Columbia Gas of Maryland, Inc. (Columbia Gas), a subsidiary of NiSource Inc., today filed a request with the Public Service Commission of Maryland (PSC) to adjust its base rates for distribution service so it can continue to replace aging pipeline and adopt pipeline safety upgrades. In total, the company is seeking an annual revenue increase of approximately $6 million.
“Our number one priority is maintaining the safety of our customers and the communities we serve,” said Mike Huwar, president of Columbia Gas of Maryland. “We have made, and will continue to make, substantial capital investments in our system to update the safe and reliable system we currently operate. We believe this filing provides a number of tangible benefits to our customers.”
From 2007 to 2017, Columbia Gas invested over $120 million in the modernization and expansion of its distribution system in Maryland. Of that, approximately $80 million was dedicated to replacing 72 miles of aging bare steel and cast iron pipe. In 2018, Columbia Gas will invest approximately $25.7 million in Maryland, with $21 million being invested to upgrade aging underground infrastructure.

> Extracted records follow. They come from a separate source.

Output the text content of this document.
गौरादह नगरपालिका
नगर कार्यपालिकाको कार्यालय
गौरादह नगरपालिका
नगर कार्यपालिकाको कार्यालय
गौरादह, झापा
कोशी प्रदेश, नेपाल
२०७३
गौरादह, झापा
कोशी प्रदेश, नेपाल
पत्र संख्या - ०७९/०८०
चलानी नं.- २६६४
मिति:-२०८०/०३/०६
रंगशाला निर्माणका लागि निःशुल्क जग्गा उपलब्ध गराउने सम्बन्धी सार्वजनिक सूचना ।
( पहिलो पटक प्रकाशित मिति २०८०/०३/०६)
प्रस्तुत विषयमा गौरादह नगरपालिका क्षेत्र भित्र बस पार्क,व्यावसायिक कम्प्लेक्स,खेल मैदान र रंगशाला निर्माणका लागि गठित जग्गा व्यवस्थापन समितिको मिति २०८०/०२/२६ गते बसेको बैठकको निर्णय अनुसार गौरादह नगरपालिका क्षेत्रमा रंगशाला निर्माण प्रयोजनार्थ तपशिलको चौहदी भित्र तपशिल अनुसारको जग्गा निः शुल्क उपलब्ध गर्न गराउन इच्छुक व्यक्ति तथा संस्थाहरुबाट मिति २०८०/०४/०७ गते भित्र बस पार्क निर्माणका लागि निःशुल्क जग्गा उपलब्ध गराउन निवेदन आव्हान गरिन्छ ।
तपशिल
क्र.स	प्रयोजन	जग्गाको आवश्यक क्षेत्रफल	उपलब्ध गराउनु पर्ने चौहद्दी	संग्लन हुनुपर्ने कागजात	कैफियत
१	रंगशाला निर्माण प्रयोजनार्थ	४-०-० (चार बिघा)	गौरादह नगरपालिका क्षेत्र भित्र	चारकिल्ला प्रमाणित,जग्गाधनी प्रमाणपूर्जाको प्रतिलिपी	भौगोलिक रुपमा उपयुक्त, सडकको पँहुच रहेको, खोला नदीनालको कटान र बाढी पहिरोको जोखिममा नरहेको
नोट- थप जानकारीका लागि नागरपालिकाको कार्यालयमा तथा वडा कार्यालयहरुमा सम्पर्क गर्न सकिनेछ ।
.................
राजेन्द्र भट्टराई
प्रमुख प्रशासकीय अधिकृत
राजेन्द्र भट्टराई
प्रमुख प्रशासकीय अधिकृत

“We are proud of our pipeline replacement program and our ability to continue to serve our valued customers safely and reliably, but our work doesn’t stop there,” said Columbia Gas of Maryland Vice President and General Manager Mike Davidson. “We also remain committed to providing a positive customer experience through an educated and trained workforce focused on safely meeting or exceeding all federal and state requirements while operating our distribution system.”
The process for a general rate proceeding before the PSC can take up to seven months and Columbia Gas expects that new rates would be effective near the end of 2018.